Let's get the inconvenient facts out of the way:

  • Butter is not the healthiest nutritional choice available.
  • We do have healthier options, such as olive oil and non-dairy spreads.
  • Still, we like butter and it looks and tastes much better than any of the food-science-formulated alternatives.
  • Used in moderation, butter is no more likely to kill us than most of the other things we eat.

Therefore:  if we care enough about food quality to put excellent bread on the table, and we're going to serve butter anyway, why not just buy the best and serve it right? So let's talk about how to serve butter at the table.

How to serve butter

The problem

A stick of butter straight out of the refrigerator is impossible to spread nicely. It either parks on the bread in unattractive lumps or tears holes in the surface. You can put the stick onto a butter dish and let it sit out at room temperature until it softens a bit, which is what most of us do—if we happen to think of it among all our other cooking and serving activities before the guests have already arrived at the table. 

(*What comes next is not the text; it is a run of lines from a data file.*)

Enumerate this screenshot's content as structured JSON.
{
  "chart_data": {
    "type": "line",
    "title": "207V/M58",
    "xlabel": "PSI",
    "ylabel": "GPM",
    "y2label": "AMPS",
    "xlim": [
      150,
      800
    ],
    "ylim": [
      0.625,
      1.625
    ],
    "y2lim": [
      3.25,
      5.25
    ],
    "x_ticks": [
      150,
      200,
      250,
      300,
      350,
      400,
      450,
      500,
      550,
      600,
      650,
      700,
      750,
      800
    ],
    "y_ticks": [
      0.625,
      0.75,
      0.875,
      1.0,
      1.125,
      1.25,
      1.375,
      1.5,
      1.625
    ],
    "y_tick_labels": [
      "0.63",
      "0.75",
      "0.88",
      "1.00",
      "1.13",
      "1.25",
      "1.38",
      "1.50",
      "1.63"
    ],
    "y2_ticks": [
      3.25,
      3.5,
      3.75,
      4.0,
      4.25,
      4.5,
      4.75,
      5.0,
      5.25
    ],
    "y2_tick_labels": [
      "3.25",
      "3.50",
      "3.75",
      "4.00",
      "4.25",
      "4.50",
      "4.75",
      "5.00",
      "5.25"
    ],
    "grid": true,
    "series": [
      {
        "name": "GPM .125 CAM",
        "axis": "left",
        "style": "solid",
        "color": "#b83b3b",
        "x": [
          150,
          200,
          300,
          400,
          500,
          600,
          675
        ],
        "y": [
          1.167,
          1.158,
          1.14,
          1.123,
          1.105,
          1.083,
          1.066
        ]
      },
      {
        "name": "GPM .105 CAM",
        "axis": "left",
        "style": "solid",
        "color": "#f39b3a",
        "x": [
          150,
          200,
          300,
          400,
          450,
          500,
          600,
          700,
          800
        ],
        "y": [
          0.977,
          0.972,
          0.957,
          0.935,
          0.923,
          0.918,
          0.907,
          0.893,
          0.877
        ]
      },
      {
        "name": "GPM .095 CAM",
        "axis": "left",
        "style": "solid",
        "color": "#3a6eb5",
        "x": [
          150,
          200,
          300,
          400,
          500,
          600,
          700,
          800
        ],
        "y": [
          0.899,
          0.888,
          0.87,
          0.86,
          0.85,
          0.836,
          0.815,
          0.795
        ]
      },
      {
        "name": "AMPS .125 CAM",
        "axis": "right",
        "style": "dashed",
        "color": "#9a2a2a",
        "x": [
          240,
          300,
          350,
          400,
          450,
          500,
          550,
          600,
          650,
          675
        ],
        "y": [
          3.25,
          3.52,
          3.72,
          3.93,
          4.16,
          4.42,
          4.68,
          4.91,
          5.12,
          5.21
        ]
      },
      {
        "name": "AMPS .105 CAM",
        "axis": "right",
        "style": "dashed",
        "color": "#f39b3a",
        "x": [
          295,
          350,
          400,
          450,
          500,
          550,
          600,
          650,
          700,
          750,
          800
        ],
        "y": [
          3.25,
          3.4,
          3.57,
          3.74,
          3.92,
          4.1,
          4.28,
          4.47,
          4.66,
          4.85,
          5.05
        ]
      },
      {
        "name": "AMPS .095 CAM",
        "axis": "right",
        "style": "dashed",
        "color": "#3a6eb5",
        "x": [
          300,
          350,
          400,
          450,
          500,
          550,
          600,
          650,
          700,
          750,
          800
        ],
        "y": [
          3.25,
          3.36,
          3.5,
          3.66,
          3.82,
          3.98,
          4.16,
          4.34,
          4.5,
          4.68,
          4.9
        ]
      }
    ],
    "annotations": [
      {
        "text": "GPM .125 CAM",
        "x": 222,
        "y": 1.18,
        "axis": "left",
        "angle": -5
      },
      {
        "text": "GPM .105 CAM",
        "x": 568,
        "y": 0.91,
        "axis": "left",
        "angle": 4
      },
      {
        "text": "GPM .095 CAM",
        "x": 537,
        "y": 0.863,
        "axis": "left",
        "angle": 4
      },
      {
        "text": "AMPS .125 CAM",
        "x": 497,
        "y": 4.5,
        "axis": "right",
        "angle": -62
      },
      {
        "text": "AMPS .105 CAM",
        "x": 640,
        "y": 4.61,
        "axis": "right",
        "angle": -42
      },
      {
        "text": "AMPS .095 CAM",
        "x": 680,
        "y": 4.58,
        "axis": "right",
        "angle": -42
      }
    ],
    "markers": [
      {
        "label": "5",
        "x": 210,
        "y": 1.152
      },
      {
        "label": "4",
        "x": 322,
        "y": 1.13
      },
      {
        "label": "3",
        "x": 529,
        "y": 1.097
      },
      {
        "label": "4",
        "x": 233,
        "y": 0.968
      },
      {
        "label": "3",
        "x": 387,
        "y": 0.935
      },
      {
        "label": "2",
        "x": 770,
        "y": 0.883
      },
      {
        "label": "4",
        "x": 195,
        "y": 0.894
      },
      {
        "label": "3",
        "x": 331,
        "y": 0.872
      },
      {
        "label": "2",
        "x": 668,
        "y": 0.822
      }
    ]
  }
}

Well, this can be one less thing to worry about remembering in the future. 

The solution

Butter existed long before refrigeration was commonplace, so preservation techniques had been a matter of interest to butter consumers for a long time. The French devised an excellent solution in the late nineteenth century, so excellent that it has yet to be surpassed by more modern technology. That solution is the French butter crock or bell.

This type of butter dish has two parts:  a base that holds water, and a top consisting of an inverted cup that holds butter. You simply pack soft butter into the cup, fill the base partway with cold water, place the cup butter-surface down into the water so an airtight seal keeps the butter fresh, and leave the crock on your table. As long as the room isn't tropically warm and you change the water every few days, the butter in the cup will stay fresh and spreadable for several weeks.

Manufactured butter crocks come in a variety of styles and are usually designed to hold exactly one stick (or half a cup) of butter, for convenience in transferring commercially available brands from wrapper to table. Many ceramic artists also create handmade butter crocks.

So all you need to do is find a butter crock you like, put butter in the cup and water in the base, and leave it on the table. Just check it before the guests arrive to make sure your family hasn't finished off the entire container.